The first LNG pilot project under the framework of China's energy strategy, the Dapeng station guarantees a clean energy supply in Guangdong Province, contributes to its air protection campaign and promotes energy transformation.

The station supplies LNG for Shenzhen, Dongguan, Guangzhou, Foshan, Huizhou and Hong Kong. The natural gas it brings in satisfies nearly 60 percent of Guangdong Province's needs and 37 percent of Hong Kong's.

Coal can release the same heat, but using natural gas eliminates 224 million tons of carbon dioxide emissions, two million tons of sulfur dioxide emissions and vast quantities of smoke.

The reductions equal the carbon dioxide absorptive capacity of 540 million trees of a year.

CNOOC had initiated a plan to import LNG by the end of 1995 and developed the LNG import pilot project in Guangdong Province through foreign cooperation. The first phase of the project went into operation on June 28, 2006.

For the past 13 years, the company has developed a full natural gas industrial chain in southern Guangdong Province.

The imported natural gas is transmitted to six cities in the Guangdong-Hong Kong-Macao Greater Bay Area and 14 gas plants for oil refining, chemical engineering, glass manufacturing and the ceramics industry.

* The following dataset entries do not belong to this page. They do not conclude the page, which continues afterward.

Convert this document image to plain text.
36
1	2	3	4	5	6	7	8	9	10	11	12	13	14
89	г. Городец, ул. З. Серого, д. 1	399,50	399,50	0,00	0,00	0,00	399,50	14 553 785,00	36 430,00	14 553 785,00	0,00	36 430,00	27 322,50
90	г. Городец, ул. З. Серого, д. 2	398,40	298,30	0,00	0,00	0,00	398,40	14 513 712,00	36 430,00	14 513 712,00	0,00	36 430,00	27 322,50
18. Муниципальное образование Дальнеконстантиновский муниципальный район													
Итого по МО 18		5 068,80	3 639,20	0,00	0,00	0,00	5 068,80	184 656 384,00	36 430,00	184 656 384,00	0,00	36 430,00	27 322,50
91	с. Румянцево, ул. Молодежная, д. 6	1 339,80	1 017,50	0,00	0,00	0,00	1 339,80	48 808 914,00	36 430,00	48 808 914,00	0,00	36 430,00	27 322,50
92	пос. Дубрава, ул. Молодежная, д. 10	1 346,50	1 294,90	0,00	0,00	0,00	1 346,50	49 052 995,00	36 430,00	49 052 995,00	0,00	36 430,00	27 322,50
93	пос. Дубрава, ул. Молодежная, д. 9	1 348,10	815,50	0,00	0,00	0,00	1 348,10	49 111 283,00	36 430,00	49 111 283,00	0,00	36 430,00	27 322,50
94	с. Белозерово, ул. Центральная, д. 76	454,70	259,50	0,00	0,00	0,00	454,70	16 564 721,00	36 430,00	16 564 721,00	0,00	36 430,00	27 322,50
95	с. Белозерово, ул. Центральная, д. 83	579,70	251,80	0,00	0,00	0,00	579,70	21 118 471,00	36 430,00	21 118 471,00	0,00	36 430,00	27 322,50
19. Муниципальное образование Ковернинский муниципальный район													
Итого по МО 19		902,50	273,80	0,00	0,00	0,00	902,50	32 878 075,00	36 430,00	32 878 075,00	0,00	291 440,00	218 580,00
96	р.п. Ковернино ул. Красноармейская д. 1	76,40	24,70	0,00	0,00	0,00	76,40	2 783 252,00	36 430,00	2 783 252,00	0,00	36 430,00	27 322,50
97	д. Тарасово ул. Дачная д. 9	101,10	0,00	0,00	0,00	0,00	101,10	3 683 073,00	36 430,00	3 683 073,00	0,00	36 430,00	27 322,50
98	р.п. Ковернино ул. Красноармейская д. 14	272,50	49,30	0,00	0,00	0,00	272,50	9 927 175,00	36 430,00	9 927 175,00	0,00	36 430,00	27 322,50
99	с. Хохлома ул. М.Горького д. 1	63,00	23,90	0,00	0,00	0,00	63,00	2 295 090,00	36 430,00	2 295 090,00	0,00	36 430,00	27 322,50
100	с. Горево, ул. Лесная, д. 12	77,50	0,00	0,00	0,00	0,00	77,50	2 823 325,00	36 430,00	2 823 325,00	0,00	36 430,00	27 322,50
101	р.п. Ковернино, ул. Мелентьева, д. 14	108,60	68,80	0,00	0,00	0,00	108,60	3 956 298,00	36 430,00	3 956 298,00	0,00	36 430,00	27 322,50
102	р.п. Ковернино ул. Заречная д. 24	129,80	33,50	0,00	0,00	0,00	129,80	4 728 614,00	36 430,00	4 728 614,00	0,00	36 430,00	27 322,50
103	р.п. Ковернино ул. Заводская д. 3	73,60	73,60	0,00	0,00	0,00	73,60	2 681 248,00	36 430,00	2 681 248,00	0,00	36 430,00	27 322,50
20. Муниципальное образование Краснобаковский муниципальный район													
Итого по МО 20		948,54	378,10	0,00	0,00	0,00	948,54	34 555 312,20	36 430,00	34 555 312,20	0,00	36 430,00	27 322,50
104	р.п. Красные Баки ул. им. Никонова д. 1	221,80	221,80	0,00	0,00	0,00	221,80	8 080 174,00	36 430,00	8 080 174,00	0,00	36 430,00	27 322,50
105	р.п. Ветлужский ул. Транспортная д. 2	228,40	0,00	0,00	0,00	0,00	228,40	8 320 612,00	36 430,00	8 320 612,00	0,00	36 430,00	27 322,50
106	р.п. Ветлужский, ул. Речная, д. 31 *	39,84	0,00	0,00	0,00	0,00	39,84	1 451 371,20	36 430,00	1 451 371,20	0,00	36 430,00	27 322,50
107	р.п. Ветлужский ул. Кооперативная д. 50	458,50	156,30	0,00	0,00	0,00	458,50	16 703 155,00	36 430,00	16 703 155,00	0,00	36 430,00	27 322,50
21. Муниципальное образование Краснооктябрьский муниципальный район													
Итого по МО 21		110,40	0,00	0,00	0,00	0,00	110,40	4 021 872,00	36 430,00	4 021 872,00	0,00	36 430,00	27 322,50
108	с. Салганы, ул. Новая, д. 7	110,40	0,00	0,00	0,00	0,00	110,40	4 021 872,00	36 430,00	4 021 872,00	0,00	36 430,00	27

The project relieves the shortage of the fuel in those cities, where about 35 percent of the residents are equipped to use natural gas.

It also contributes to optimization of the regional energy structure and the Blue Sky Protection Campaign.

The most developed and active market, the Guangdong-Hong Kong-Macao Greater Bay Area, is a key strategic base in China's offshore oil industry.

By the end of June 2019, CNOOC had built four LNG accepting stations in Guangdong Province where an annual 16.3 million tons of LNG can be unloaded.

A 1,283-kilometer natural gas transmission pipeline and a 323-kilometer urban line have also been constructed and have supplied 118.9 billion cubic meters to the province, making the company the largest natural gas supplier in Guangdong.

The LNG import project in Guangdong is a pilot demonstration and as such promotes the development of China's LNG industry.

Importing LNG has become one of the main strategies for guaranteeing China's energy security.

The 21 LNG accepting stations in operation in China by the end of 2018 had by that point already received nearly 90 million tons of the fuel.